Carbon offsetting is when you pay your airline or an organisation like Climate Care to invest in environmental projects that lower emissions, like tree planting, to try and balance out your own carbon footprint. I felt guilty for even having this privileged internal dilemma. I felt worse for trying to buy my way out of it with an equally privileged get-out-of-moral-dilemma-free card.
A week later, I was standing on a glacier mountain in southern Iceland, a glacier I was told may soon cease to exist. Glaciers worldwide are undergoing extreme levels of melting, with catastrophic mountain collapse now a widespread threat. As a glacier melts and retreats due to global warming, the mountain it sits on loses support and begins to fracture, which leads to the mountain then collapsing.
Every day we hear about unprecedented and “alarming” environmental disasters. There are so many warning sirens constantly blaring that it feels difficult to focus on any one of them, they just become a blur of white noise. I sometimes fear we’re already becoming desensitised to the news.
After an hour of trudging up the ice, I looked back down the mountain and stopped to catch my breath and warm my frozen hands. Dark clouds loomed over the horizon with ominous tones of grey, white and black painting the surrounds, but there was a beauty in the intense bleakness. In between sharp breaths, I was caught with pangs of melancholy. It was a feeling I’d been unexpectedly experiencing a lot on the trip, and I was unsure what to make of it at the time.

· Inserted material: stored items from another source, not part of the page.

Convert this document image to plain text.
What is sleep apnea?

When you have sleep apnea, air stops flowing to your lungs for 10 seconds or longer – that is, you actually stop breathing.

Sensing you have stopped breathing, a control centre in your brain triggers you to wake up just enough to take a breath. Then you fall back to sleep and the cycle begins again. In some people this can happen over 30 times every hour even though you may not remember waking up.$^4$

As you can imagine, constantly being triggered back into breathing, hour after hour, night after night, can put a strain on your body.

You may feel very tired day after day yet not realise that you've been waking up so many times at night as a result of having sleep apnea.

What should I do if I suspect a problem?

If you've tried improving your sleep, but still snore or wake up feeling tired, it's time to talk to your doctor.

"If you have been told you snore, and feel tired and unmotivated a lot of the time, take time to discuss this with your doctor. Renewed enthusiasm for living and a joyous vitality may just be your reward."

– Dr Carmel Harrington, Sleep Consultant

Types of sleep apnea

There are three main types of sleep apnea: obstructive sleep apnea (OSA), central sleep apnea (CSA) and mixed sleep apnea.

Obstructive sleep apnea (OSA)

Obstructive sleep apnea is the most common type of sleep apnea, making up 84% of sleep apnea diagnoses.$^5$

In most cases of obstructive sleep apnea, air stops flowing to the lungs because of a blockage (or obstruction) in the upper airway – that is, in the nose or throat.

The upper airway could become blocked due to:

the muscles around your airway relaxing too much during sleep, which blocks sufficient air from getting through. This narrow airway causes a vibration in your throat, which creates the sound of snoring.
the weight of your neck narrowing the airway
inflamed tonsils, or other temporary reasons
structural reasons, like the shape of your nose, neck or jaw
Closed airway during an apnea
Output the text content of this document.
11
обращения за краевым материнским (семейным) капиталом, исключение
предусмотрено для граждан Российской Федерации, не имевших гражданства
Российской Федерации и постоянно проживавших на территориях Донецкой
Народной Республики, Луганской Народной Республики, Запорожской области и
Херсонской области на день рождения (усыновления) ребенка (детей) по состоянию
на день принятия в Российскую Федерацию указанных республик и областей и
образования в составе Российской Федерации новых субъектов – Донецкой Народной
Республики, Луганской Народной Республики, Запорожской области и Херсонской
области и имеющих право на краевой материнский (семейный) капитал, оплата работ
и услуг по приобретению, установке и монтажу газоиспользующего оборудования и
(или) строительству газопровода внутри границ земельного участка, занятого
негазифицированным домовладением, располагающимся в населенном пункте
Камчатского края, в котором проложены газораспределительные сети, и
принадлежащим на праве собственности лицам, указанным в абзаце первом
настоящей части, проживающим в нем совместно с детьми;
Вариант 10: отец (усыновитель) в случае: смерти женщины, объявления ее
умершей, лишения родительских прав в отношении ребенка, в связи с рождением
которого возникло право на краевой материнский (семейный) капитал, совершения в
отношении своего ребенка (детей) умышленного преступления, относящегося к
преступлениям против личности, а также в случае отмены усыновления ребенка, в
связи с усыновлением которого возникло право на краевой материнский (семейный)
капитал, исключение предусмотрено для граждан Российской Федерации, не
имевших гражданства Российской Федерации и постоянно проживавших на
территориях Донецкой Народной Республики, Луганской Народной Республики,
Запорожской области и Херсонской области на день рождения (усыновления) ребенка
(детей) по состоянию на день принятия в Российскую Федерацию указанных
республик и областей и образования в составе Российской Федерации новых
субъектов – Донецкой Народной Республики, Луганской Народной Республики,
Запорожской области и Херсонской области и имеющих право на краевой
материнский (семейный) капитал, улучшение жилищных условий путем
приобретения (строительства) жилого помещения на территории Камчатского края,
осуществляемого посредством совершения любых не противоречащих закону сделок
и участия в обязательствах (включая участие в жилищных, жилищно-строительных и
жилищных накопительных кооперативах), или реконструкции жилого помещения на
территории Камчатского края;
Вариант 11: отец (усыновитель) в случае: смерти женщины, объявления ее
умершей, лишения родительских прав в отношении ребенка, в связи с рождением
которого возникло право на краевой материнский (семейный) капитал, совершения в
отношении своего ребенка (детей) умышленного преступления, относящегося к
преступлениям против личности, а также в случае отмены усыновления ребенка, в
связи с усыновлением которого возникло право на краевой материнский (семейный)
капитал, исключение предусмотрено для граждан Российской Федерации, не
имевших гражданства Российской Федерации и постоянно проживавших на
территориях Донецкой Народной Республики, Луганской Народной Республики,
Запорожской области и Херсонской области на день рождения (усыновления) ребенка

Since returning to civilisation from the barren wilderness, the source of my shame and confusion for these feelings became clearer. Modern capitalism tells us these sombre states are wrong, it shames us for feeling low when we have such an abundance of consumable pleasures at our fingertips. Then it points us in the direction of the nearest shopping centre to buy and consume until we feel better, temporarily.
Consumerism is built on cultivating people’s discontent. We’re conditioned to always want something more, even if we don’t know what that is exactly. So we continue consuming, naively looking for the right things to make us happy, whatever that means. But what we are trained to never do, under any circumstance, is openly voice our grief, or we risk breaking the spell that capitalism has cast over us. It’s part of the same vicious system that’s created the climate crisis we now face.
The bitter winds stung my face and made my eyes water as I looked around at a landscape that at one point in time was seen as unconquerable. Sadly, humanity’s greed proved that wrong. Life is often just painful, and like the glacier sometimes there’s simply no warmth or refuge in sight. Melancholy is a powerful emotion we should pay attention to; it can help us accept that life is inherently difficult and that suffering is a universal experience. It’s a gentle understanding that modern life forces incredible contradictions and pressures on all of us. It’s crucial to accept this now more than ever as the climate crisis rages on, while consumerism and politicians insidiously tell us that everything is okay.
But we all know that it’s not okay. As Greta Thunberg said, “I don’t want you to be hopeful. I want you to panic. I want you to feel the fear I feel every day. And then I want you to act.”
Two weeks later, Iceland marked its first-ever loss of a glacier to climate change by holding a funeral, which over 100 people attended including Iceland’s Prime Minister. A plaque was mounted with a message to future generations to acknowledge we know what’s happening to our planet, and what needs to be done.
In these moments of distress for the planet I know that I’m not alone. If we reach out to each other and unite in our shared pain and anger, I truly believe that we can create positive change.